La social-démocratie (1883-1914) - 12e partie : le refus de l'alcool par la social-démocratie
Submitted by Anonyme (non vérifié)La question de l'alcool fut une question importante au sein du mouvement ouvrier, à la fin du XIXe siècle et au début du XXe siècle.
C'est bien sûr dans la social-démocratie allemande qu'on trouve le plus de recherches approfondies sur cette question, deux positions s'exprimant : celle qui considérait qu'il fallait lutter de manière offensive contre la consommation d'alcool et celle qui considérait que la consommation d'alcool disparaîtrait avec le socialisme, la question étant alors relativement secondaire.
Le problème fut alors simple : les gens qui avaient compris que l'alcool était un réel problème eurent une tendance au réformisme même institutionnel, en raison de la nécessité de se battre sur ce front de la lutte des classes.
Inversement, ceux qui repoussaient ce combat à la période révolutionnaire abandonnaient ce terrain, nuisant à la révolution et donc s'affaiblissant eux-mêmes.
La social-démocratie était ainsi perdante sur tous les tableaux : d'un côté, elle affrontait la question, mais dans une optique de réforme, de l'autre elle oubliait cette question, sapant la cause révolutionnaire.
Voici comment s'est déroulé ce questionnement et ce positionnement. On sait que la question de l'alcool était poignante dans la classe ouvrière, dès le départ ; le roman d’Émile Zola, L'assommoir est connu pour refléter le processus de basculement dans l'alcoolisme, les dégâts provoqués.

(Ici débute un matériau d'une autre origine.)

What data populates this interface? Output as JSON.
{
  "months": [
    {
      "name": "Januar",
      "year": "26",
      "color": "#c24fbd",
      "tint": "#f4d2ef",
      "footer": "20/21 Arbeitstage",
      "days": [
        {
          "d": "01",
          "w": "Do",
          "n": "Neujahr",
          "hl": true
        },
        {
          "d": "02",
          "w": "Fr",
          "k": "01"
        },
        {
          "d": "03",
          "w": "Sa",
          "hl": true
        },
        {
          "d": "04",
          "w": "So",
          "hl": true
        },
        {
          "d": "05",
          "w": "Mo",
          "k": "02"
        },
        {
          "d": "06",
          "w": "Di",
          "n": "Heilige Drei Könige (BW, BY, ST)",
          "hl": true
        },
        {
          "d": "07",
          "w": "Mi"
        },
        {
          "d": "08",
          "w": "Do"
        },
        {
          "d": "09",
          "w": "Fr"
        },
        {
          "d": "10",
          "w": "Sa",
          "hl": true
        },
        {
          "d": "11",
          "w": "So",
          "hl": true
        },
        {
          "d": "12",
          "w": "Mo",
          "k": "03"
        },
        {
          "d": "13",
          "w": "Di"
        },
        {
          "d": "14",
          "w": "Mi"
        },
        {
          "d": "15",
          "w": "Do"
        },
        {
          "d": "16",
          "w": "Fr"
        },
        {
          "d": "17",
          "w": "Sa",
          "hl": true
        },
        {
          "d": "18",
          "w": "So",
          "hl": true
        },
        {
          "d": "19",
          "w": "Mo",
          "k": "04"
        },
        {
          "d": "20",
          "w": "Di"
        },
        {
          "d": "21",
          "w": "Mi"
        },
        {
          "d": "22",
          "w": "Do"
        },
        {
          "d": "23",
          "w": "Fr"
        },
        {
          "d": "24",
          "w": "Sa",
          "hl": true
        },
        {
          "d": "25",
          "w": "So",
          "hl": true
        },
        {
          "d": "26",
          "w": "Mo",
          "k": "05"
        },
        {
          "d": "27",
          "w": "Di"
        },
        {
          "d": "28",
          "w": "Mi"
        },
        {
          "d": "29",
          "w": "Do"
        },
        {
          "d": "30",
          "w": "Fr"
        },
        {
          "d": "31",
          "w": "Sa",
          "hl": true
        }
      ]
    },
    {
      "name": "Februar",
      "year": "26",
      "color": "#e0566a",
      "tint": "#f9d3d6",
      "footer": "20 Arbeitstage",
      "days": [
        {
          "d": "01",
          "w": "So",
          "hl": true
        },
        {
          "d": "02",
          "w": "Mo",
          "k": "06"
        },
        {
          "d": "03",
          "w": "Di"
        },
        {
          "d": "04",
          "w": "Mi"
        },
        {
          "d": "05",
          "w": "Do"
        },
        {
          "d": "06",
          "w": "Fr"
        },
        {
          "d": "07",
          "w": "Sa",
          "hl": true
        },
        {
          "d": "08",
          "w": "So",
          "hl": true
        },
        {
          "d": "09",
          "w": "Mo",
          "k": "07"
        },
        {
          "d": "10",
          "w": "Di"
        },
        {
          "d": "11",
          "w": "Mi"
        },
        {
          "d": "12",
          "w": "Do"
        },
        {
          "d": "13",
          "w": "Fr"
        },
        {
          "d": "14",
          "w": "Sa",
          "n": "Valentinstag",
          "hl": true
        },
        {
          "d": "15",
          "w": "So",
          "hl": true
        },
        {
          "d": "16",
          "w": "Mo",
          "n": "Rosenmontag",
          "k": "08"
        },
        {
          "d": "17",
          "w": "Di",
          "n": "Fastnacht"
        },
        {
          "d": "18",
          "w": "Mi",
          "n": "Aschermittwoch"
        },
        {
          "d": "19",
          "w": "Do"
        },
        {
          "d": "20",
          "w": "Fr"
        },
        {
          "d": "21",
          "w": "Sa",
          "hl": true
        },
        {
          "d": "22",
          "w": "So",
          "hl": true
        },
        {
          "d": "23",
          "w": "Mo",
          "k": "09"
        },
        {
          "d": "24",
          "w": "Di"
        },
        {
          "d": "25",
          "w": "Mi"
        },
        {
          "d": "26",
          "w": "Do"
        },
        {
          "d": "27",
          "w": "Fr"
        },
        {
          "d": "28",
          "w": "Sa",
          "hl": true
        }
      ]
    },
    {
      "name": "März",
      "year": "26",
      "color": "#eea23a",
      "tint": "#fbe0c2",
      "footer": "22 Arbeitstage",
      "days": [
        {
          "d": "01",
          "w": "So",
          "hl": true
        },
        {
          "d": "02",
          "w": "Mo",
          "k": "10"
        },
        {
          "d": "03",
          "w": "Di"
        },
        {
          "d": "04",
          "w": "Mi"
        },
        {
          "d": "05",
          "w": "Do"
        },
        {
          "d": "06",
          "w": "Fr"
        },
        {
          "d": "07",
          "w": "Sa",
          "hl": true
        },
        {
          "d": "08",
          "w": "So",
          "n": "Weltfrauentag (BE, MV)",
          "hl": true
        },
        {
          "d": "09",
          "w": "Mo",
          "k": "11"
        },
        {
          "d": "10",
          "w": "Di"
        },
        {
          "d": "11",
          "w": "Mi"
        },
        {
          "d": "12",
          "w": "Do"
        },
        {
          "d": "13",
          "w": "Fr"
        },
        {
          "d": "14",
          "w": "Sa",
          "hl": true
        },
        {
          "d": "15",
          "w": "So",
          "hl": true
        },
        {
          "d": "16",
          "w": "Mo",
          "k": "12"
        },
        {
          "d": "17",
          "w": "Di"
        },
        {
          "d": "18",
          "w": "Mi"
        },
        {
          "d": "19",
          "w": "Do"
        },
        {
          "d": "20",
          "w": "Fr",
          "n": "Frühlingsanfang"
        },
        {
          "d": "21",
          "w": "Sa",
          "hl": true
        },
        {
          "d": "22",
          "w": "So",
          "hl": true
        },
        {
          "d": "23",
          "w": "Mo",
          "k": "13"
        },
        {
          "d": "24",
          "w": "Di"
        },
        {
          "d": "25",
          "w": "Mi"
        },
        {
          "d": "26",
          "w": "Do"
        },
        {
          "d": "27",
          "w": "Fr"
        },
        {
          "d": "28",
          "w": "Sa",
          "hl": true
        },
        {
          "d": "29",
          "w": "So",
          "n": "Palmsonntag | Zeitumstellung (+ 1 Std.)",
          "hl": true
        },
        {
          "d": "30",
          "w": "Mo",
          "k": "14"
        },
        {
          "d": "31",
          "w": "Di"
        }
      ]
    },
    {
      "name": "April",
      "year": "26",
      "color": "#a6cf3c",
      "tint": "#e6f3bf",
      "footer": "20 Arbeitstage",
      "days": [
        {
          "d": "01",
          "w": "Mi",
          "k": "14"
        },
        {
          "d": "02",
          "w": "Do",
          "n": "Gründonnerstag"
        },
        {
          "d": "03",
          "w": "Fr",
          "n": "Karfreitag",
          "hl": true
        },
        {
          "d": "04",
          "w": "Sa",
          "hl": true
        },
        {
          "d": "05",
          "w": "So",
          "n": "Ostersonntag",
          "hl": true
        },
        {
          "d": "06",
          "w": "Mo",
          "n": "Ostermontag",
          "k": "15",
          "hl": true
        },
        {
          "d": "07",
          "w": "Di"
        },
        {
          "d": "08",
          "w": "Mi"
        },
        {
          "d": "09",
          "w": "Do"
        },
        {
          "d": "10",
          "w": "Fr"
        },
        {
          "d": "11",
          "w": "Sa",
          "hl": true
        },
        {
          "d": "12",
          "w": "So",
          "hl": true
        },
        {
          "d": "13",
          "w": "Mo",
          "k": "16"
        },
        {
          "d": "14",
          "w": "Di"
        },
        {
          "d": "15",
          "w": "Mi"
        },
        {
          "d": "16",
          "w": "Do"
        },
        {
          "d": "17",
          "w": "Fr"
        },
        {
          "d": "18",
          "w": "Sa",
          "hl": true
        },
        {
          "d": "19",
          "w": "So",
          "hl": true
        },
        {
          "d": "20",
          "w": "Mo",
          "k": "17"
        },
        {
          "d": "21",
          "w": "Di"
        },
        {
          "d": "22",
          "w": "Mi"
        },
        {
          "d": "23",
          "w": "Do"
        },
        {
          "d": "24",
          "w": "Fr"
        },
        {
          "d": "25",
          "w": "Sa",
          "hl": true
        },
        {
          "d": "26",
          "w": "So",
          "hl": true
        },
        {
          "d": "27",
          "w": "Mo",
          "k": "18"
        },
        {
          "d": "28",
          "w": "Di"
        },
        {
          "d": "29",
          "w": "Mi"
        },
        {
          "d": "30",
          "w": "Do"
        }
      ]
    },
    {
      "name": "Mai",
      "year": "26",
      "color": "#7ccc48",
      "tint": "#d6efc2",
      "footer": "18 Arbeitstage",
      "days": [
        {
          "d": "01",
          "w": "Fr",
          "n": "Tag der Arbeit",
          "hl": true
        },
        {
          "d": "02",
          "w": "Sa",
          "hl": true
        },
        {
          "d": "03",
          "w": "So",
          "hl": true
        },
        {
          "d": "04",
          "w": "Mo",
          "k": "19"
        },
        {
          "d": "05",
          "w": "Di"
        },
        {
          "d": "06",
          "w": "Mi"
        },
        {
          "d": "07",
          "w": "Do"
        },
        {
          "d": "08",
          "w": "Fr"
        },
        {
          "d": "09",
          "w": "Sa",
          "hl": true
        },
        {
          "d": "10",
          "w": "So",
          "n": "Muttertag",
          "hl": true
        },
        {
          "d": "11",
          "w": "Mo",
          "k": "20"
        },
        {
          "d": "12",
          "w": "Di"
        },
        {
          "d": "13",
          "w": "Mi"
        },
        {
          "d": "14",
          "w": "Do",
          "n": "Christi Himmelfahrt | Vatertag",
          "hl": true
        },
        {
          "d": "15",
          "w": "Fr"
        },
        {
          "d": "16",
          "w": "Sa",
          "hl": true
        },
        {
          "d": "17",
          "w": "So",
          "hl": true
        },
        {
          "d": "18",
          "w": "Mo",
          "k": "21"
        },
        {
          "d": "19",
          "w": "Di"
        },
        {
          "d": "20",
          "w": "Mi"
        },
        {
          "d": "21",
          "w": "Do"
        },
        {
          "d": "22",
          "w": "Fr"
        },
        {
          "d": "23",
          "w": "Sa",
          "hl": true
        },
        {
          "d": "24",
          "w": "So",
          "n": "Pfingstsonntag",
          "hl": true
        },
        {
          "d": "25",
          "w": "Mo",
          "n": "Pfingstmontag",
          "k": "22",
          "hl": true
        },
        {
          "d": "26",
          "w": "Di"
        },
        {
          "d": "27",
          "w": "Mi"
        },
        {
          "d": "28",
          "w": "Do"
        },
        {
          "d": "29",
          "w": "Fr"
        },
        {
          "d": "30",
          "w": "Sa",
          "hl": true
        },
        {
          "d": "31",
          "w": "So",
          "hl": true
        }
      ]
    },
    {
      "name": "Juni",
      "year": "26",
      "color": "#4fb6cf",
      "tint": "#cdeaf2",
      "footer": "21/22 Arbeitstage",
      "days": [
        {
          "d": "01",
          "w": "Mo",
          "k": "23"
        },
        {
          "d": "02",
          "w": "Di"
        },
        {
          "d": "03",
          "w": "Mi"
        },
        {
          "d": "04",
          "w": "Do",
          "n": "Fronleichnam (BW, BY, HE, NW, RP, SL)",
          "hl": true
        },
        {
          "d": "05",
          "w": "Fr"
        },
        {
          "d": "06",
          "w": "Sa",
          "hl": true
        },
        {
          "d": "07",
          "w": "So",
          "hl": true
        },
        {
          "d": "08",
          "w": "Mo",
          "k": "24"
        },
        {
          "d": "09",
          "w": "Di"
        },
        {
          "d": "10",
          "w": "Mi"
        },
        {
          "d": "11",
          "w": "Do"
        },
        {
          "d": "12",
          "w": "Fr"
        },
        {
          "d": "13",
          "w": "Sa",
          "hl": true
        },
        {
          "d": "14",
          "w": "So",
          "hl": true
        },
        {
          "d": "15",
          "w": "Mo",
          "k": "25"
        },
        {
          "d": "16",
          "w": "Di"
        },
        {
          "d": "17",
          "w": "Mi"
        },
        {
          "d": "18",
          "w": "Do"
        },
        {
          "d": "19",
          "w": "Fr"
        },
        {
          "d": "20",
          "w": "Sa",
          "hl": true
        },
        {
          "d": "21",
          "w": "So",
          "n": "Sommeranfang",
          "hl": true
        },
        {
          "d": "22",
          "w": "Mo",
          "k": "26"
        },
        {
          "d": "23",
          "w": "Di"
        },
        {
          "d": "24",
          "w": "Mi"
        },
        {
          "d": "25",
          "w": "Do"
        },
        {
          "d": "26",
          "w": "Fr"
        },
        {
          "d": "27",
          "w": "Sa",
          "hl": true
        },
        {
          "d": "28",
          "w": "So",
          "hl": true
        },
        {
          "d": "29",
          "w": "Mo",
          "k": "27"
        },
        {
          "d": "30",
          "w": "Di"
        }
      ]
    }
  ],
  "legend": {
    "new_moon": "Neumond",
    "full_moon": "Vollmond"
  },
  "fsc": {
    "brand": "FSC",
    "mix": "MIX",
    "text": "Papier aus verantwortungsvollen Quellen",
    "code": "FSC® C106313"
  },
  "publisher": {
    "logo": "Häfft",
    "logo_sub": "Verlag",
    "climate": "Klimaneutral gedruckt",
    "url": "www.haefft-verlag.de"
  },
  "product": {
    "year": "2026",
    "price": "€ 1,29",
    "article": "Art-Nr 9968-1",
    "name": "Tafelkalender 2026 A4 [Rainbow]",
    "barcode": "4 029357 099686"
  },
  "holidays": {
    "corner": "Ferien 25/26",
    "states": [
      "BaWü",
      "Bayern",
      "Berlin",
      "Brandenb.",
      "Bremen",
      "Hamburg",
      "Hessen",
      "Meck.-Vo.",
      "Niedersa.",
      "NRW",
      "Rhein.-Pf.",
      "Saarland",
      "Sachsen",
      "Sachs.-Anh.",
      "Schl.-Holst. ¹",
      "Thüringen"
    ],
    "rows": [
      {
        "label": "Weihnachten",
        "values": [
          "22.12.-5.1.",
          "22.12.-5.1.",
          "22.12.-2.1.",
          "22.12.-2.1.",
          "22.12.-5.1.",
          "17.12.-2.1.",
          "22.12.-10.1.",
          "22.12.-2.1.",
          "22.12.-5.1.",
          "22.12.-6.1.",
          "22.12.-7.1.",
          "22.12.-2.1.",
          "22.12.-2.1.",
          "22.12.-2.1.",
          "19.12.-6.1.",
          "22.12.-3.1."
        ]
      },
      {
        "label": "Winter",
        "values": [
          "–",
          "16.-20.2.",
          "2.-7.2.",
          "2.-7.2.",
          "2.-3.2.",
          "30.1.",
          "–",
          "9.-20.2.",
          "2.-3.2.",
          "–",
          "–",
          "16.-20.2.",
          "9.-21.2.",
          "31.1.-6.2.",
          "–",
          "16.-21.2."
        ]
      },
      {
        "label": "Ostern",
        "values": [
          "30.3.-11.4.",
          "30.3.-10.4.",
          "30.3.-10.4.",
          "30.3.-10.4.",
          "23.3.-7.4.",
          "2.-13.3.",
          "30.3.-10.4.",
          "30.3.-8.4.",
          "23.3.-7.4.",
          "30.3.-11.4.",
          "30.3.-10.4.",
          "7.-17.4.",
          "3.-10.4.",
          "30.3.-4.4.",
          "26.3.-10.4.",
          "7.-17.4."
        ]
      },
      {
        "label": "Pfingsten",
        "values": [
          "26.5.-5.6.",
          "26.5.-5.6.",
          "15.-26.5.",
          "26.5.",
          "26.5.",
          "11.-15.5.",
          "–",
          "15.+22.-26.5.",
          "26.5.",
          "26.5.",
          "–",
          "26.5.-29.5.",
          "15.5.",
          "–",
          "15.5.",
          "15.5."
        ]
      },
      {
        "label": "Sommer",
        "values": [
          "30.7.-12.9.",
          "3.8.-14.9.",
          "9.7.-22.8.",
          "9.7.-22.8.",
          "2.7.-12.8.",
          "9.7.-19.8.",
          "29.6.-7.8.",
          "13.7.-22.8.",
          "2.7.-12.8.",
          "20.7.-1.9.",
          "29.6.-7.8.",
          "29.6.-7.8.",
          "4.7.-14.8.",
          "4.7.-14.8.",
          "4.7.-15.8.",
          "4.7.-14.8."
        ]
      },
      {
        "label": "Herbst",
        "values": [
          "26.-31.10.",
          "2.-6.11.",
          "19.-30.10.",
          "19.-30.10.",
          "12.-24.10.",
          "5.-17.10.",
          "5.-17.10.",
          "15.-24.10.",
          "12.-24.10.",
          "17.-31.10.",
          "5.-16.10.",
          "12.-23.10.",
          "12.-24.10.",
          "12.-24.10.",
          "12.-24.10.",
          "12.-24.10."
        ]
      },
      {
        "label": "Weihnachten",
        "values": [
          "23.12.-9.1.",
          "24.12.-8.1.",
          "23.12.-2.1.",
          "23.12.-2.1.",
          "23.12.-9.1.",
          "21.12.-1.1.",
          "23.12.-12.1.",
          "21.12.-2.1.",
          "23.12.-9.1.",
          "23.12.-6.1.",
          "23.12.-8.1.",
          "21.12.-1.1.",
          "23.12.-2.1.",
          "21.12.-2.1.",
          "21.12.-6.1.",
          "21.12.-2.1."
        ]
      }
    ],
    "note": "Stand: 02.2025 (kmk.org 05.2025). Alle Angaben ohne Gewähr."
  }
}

Historiquement, c'est surtout l'introduction de la pomme de terre en Europe qui a aidé la fabrication aisée d'alcools très forts dans les campagnes ; les paysans se prolétarisant dans les villes, il y eut une certaine continuité.
L'alcool proposé dans les cafés et les bars devenait également une source de « réconfort » physique et moral pour les ouvriers, dans un cadre social, loin de l'usine ainsi que des petits appartements où, nécessairement, la vie familiale était très difficile.
Friedrich Engels, traitant de la terrible situation dans laquelle était mise l'immigration irlandaise en Angleterre, raconte dans La situation de la classe laborieuse en Angleterre :
« L'eau-de-vie est pour l'Irlandais, la seule chose qui donne son sens à la vie - l'eau-de-vie et bien sûr aussi son tempérament insouciant et jovial : voilà pourquoi il s'adonne à l'eau-de-vie jusqu'à l'ivresse la plus brutale.
Le caractère méridional, frivole de l'Irlandais, sa grossièreté qui le place à un niveau à peine supérieur à celui du sauvage, son mépris de tous les plaisirs plus humains, qu'il est incapable de goûter en raison même de sa grossièreté, sa saleté et sa pauvreté, autant de raisons qui favorisent l'alcoolisme - la tentation est trop forte, il ne peut résister et tout l'argent qu'il gagne passe dans son gosier.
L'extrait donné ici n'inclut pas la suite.